Robotics firm Proception, founded by former Tesla technical lead Jay Li, has announced a significant milestone following the resolution of a trade secret lawsuit initiated by his previous employer. The startup confirmed earlier this month that it had reached a settlement with Tesla, which subsequently dismissed the legal action. This development clears the path for Proception to focus on its core mission: developing highly dexterous robotic hands capable of mimicking human capabilities.
Alongside the settlement news, Proception revealed it has successfully secured an £8.5 million ($11 million) seed funding round. The investment was led by First Round Capital, with additional contributions from prominent early-stage investors Y Combinator and BoxGroup. This substantial capital injection is expected to accelerate the company's research and development efforts, particularly in a field widely acknowledged as one of the most challenging in robotics.
Proception has also begun shipping the initial batch of its advanced robotic hands to researchers and other robotics companies, with wider orders now being accepted. The company's strategy is to become a primary supplier of these sophisticated hands, enabling other organisations to integrate advanced manipulation capabilities into their robots without the extensive resources typically required for in-house development. This focus on 'dexterous manipulation' addresses a critical bottleneck in the broader robotics industry, an issue even acknowledged by figures like Tesla CEO Elon Musk.

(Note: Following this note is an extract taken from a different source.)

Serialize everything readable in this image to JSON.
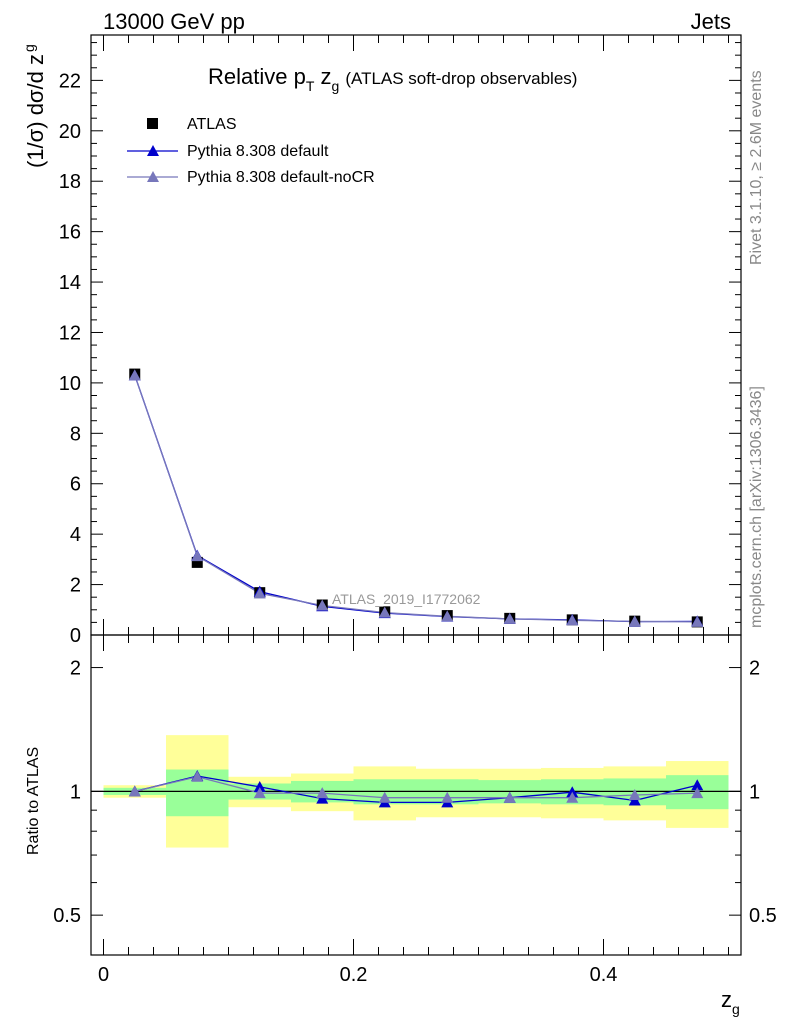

A key differentiator in Proception's approach lies in its innovative method for collecting training data. Unlike many current methods that rely on teleoperators controlling robots in real-time, Proception utilises sensor-equipped gloves worn by human testers. These gloves capture detailed human hand interaction data directly, removing the need for a robot in the initial data collection loop. This system not only promises more nuanced and task-specific data but also offers a more scalable solution for training robotic systems, potentially accelerating the development timeline for human-like robot dexterity.
The robotic hand itself, which also incorporates this sensor-packed glove technology as its 'skin', features 22 degrees of freedom and multiple joints per finger. This intricate design is intended to facilitate a wide array of precise and complex motions, bringing the functionality closer to that of a human hand. Proception believes this combination of advanced hardware and scalable data collection is fundamental to overcoming the long-standing challenges in achieving true dexterous manipulation in robotics.